The State Capture hardware determines what data gets stored into the trace memory. By turning on and off the state bits, the user can easily eliminate unwanted data from being stored into the trace memory. This isn't the same as filtering, although the final outcome can be the same in some cases. In other words, more than one method exists for filtering the data. The disadvantage to filtering this way is that the filtering is achieved by not storing certain states. On the other hand, filtering with the filter lets the user store all states, but specify (using the filter terms) when the analyzer should pause and continue capture.
Powerful Software, Simple Interface
The software that runs the Bus Doctor is highly modular and provides an easy-to-use user interface that allows the designers to configure the instrument and view captured data (Fig. 2). When the software first boots, it checks to see if an analyzer card is present. If not, the software puts the Bus Doctor into a demo mode, permitting the user to view and configure the instrument, but it grays-out the Run button. If an analyzer is found, the software will attempt to locate the Pod and read the Pod ID. If a proper Pod ID is found, the software will download the appropriate bit file into the Pod's FPGA. If no pod is found, the analyzer also will go into a demo mode.
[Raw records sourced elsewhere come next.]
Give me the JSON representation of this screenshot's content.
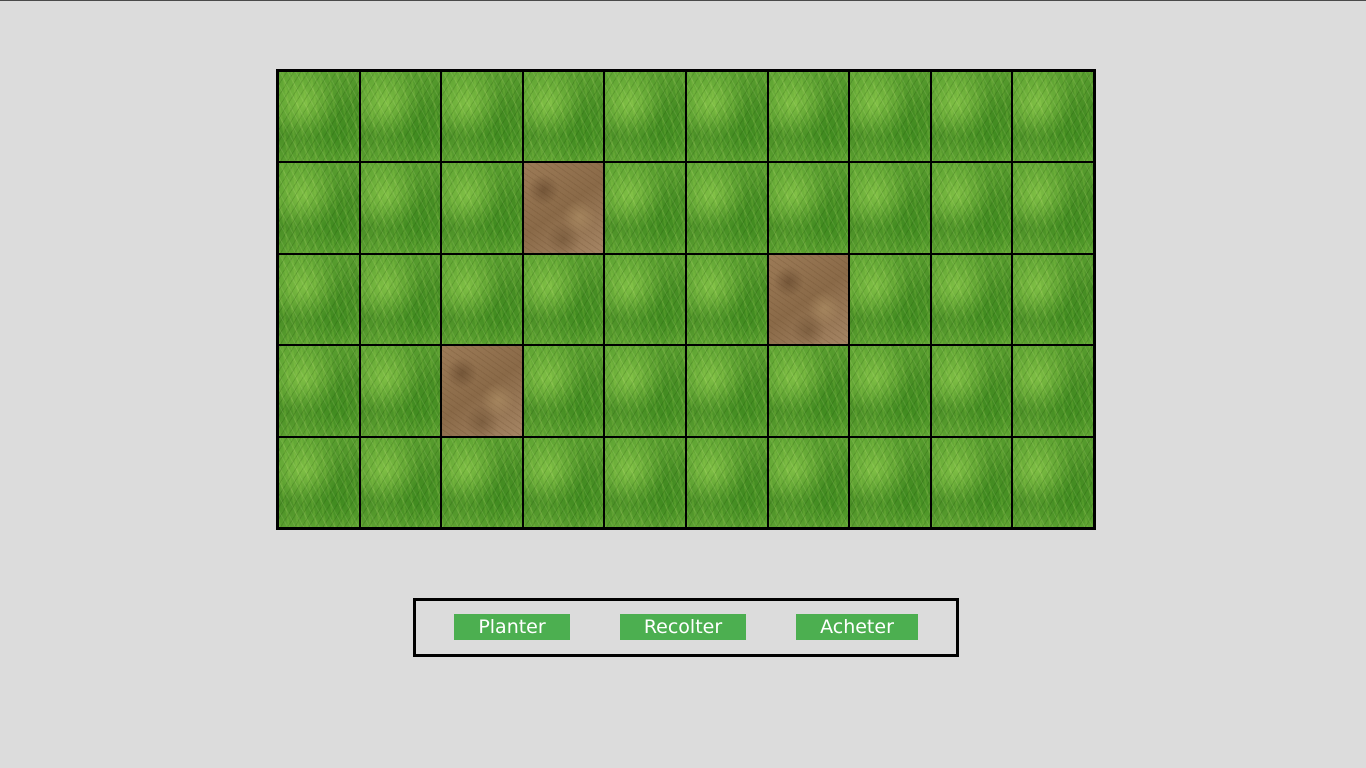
{
  "field": {
    "rows": 5,
    "cols": 10,
    "tiles": [
      [
        "grass",
        "grass",
        "grass",
        "grass",
        "grass",
        "grass",
        "grass",
        "grass",
        "grass",
        "grass"
      ],
      [
        "grass",
        "grass",
        "grass",
        "soil",
        "grass",
        "grass",
        "grass",
        "grass",
        "grass",
        "grass"
      ],
      [
        "grass",
        "grass",
        "grass",
        "grass",
        "grass",
        "grass",
        "soil",
        "grass",
        "grass",
        "grass"
      ],
      [
        "grass",
        "grass",
        "soil",
        "grass",
        "grass",
        "grass",
        "grass",
        "grass",
        "grass",
        "grass"
      ],
      [
        "grass",
        "grass",
        "grass",
        "grass",
        "grass",
        "grass",
        "grass",
        "grass",
        "grass",
        "grass"
      ]
    ]
  },
  "actions": {
    "plant_label": "Planter",
    "harvest_label": "Recolter",
    "buy_label": "Acheter"
  },
  "colors": {
    "background": "#dcdcdc",
    "button": "#4caf50",
    "button_text": "#ffffff",
    "border": "#000000"
  }
}
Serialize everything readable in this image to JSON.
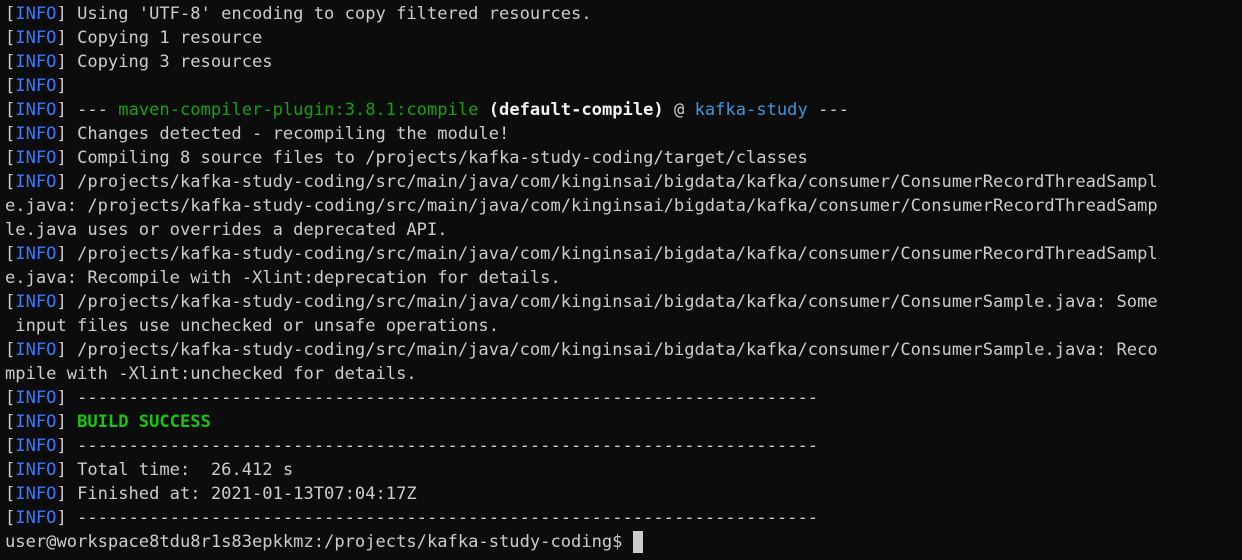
{
  "terminal": {
    "level_tag": "INFO",
    "lines": [
      "Using 'UTF-8' encoding to copy filtered resources.",
      "Copying 1 resource",
      "Copying 3 resources",
      "",
      {
        "prefix": "--- ",
        "plugin": "maven-compiler-plugin:3.8.1:compile",
        "execution": "(default-compile)",
        "at": " @ ",
        "project": "kafka-study",
        "suffix": " ---"
      },
      "Changes detected - recompiling the module!",
      "Compiling 8 source files to /projects/kafka-study-coding/target/classes",
      "/projects/kafka-study-coding/src/main/java/com/kinginsai/bigdata/kafka/consumer/ConsumerRecordThreadSampl",
      "e.java: /projects/kafka-study-coding/src/main/java/com/kinginsai/bigdata/kafka/consumer/ConsumerRecordThreadSamp",
      "le.java uses or overrides a deprecated API.",
      "/projects/kafka-study-coding/src/main/java/com/kinginsai/bigdata/kafka/consumer/ConsumerRecordThreadSampl",
      "e.java: Recompile with -Xlint:deprecation for details.",
      "/projects/kafka-study-coding/src/main/java/com/kinginsai/bigdata/kafka/consumer/ConsumerSample.java: Some",
      " input files use unchecked or unsafe operations.",
      "/projects/kafka-study-coding/src/main/java/com/kinginsai/bigdata/kafka/consumer/ConsumerSample.java: Reco",
      "mpile with -Xlint:unchecked for details.",
      "------------------------------------------------------------------------",
      "BUILD SUCCESS",
      "------------------------------------------------------------------------",
      "Total time:  26.412 s",
      "Finished at: 2021-01-13T07:04:17Z",
      "------------------------------------------------------------------------"
    ],
    "prompt": "user@workspace8tdu8r1s83epkkmz:/projects/kafka-study-coding$"
  },
  "colors": {
    "background": "#0c0c0c",
    "text": "#cccccc",
    "info_tag": "#3b78ff",
    "plugin": "#13a10e",
    "project": "#3a96dd",
    "success": "#16c60c"
  }
}
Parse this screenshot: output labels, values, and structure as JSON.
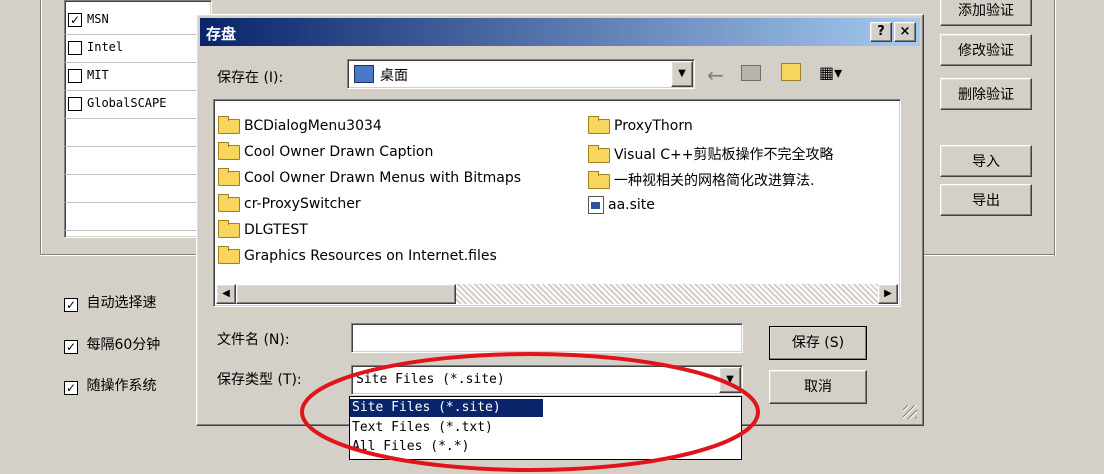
{
  "background": {
    "list_items": [
      {
        "label": "MSN",
        "checked": true
      },
      {
        "label": "Intel",
        "checked": false
      },
      {
        "label": "MIT",
        "checked": false
      },
      {
        "label": "GlobalSCAPE",
        "checked": false
      }
    ],
    "buttons": {
      "add_verify": "添加验证",
      "modify_verify": "修改验证",
      "delete_verify": "删除验证",
      "import": "导入",
      "export": "导出"
    },
    "options": [
      {
        "label": "自动选择速",
        "checked": true
      },
      {
        "label": "每隔60分钟",
        "checked": true
      },
      {
        "label": "随操作系统",
        "checked": true
      }
    ]
  },
  "dialog": {
    "title": "存盘",
    "help_button": "?",
    "close_button": "×",
    "save_in_label": "保存在 (I):",
    "save_in_value": "桌面",
    "files": [
      {
        "name": "BCDialogMenu3034",
        "type": "folder"
      },
      {
        "name": "Cool Owner Drawn Caption",
        "type": "folder"
      },
      {
        "name": "Cool Owner Drawn Menus with Bitmaps",
        "type": "folder"
      },
      {
        "name": "cr-ProxySwitcher",
        "type": "folder"
      },
      {
        "name": "DLGTEST",
        "type": "folder"
      },
      {
        "name": "Graphics Resources on Internet.files",
        "type": "folder"
      },
      {
        "name": "ProxyThorn",
        "type": "folder"
      },
      {
        "name": "Visual C++剪贴板操作不完全攻略",
        "type": "folder"
      },
      {
        "name": "一种视相关的网格简化改进算法.",
        "type": "folder"
      },
      {
        "name": "aa.site",
        "type": "file"
      }
    ],
    "filename_label": "文件名 (N):",
    "filename_value": "",
    "filetype_label": "保存类型 (T):",
    "filetype_value": "Site Files (*.site)",
    "filetype_options": [
      "Site Files (*.site)",
      "Text Files (*.txt)",
      "All Files (*.*)"
    ],
    "save_button": "保存 (S)",
    "cancel_button": "取消"
  },
  "annotation": {
    "color": "#e0141a",
    "shape": "ellipse"
  }
}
Once the pod is programmed, the software opens the appropriate configuration file specific to the attached pod. This file is then passed into the bit-file configurator, which parses the configuration file and modifies the FPGA bit file as required. The bit file is next downloaded to the analyzer card's FPGA. Transparent to the user, all of these operations take place in the background. At this point, the analyzer looks and behaves like a protocol analyzer for the bus defined by the pod. The main application portion of the software can deliver bus-specific menus that are intuitive for the bus or protocol used.
The basic configuration menu is a simple dialog box with four tabs, each representing a main function of the analyzer. Buffer size and segmentation, trigger, filter, and state capture make up the four main areas of configuration. Each tabbed page presents the user with a high-level easy-to-use menu that will configure the analyzer with a click of the mouse. So even beginners, unfamiliar with the bus protocol, can easily configure the analyzer to trigger and filter on complex command or data sequences.
In an actual bus analysis example, the Bus Doctor might capture the command sequence in one window, the state listing in another, and the bus timing in a third (Fig. 3). Plus, the system can provide a histogram of command execution and errors, giving designers a running view of the system performance.
In the design of the Bus Doctor, Data Transit designers combined their efforts with that of Brian Von Herzen, an FPGA design consultant who helped to develop the on-the-fly reconfiguration capability (www.fpga.com). Data Transit also acknowledges the work of several key designers: David Keenan contributed the 250-MHz SDRAM controller with hardware search capabilities, Eric Lanning developed the GUI and bitfile reconfiguration software, and the project leader, Travis Ferguson, was the architect behind the hardware.
Price & Availability
The Bus Doctor is available in several versions, costing from about $8000 for a unit without the LCD to around $23,000 for a version with a high-brightness LCD, a 30-Gbyte hard drive, 4.5 Gbytes of RAM, and the 108-channel PCI analyzer card. The Smart Pods range in price from about $1000 to about $3500 depending on the interface complexity.